Wednesday, February 6, 2013

By all means, call me carrots. Please.

Remember that part in "Anne of Avonlea" when Gil proposed and Anne said no and a collective groan echoed throughout all womankind?  "Anne, what the heck is wrong with you?" we all shouted at the TV.  Remember the look on Gilbert's face when he whispered "Please say yes?"  That hopeless/hopeful, heart-wrenching look?  I mean, come on, who (besides Anne, with her ridiculous barrier of an imagination) could say no to a face like that?  That's the face I wish I could send to the two agents currently reviewing my manuscript "Strange Bloom."  "Please say yes" I'd whisper, and their hearts would melt.  "Of course, of course when you put it that way we'll give you a chance, work with you, make your dreams come true."  Too bad I'm not Gilbert Blythe.  If only.


Ramen noodles and writers are not as different as you might think.

My husband thought I was a nutjob the first time I made ramen noodles for him.  We were college students, hence the choice of food, and I was making him lunch.  "Wait, what are you doing?" Ryan asked worriedly when I pulled the steaming pot of noddles and broth over to the sink to drain.  "You're not dumping all that broth down the drain are you?  That's the best part!"  Indeed I was, because, unlike he, I did not think the broth was the best part.  In fact, I thought the broth was nothing more than an extra, sub-par component of this dish; the noodles were obviously the only part worth eating.  I tried to explain this to him.  "No, it's ALL good," he tried to insist," but I stubbornly held my ground.  I'm happy to say, six years later, on the very rare occasion we take a trip down memory lane and indulge ourselves in a steaming bowl of ramen noodles, we now both only eat the noodles.  Ryan now agrees that they are the only good part.
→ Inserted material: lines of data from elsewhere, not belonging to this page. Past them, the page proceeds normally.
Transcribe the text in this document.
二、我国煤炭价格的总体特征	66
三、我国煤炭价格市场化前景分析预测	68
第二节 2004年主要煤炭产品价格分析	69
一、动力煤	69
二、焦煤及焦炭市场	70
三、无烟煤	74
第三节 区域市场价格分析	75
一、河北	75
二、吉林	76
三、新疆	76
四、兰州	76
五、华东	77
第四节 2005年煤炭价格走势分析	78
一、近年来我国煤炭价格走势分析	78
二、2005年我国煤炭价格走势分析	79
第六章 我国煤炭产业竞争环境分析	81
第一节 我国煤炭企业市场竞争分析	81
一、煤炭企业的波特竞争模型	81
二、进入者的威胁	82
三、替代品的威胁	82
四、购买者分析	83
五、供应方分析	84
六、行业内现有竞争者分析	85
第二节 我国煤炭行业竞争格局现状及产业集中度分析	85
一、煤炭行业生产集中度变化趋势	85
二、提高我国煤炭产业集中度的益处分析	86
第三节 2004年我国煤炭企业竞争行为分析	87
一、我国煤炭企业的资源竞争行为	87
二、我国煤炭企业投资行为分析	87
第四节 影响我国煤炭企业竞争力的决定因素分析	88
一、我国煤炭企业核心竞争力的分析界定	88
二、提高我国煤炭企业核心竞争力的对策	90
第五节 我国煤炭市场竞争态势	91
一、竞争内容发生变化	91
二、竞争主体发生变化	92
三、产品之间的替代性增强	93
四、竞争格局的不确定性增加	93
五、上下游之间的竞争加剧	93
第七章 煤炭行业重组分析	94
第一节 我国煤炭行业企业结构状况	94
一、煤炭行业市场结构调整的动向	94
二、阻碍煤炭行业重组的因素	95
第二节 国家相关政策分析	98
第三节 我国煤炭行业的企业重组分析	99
Why the long story about ramen?  I'll tell you.  It has been brought to my attention rather forcefully as of late that writers are a lot like ramen noodles and ramen broth.  There's a whole giant cooking pot of ramen stewing constantly on the great stove of the publishing world.  The beefy hand of mainstream taste is constantly stirring that pot, waiting for the noodles to be done.  At any given time, a huge flock of writers will submit their work to literary agents and wait with bated breath for a response.  Alas, how many of us would-be authors turn out to be merely broth.  Bullion flavored water for the lucky writers- the marketable right-place-right-time noodle writers to cook in.  And relatively quickly, just as it only takes a few minutes for ramen noodles to soften in water, the cooking process is done, and the dreaded strainer of rejection is brought, with the pot, to the sink.  Woosh.  Down the sink we, the collective rejected, go.  And the noodles are served onto the plate, the appetite of the general masses is appeased.

Was I wrong, all those years ago, to insist that the broth has no value?  No.  Taste is taste.  And broth had better get used to it or find a way to turn into a noodle.  That's the breaks, baby-cakes.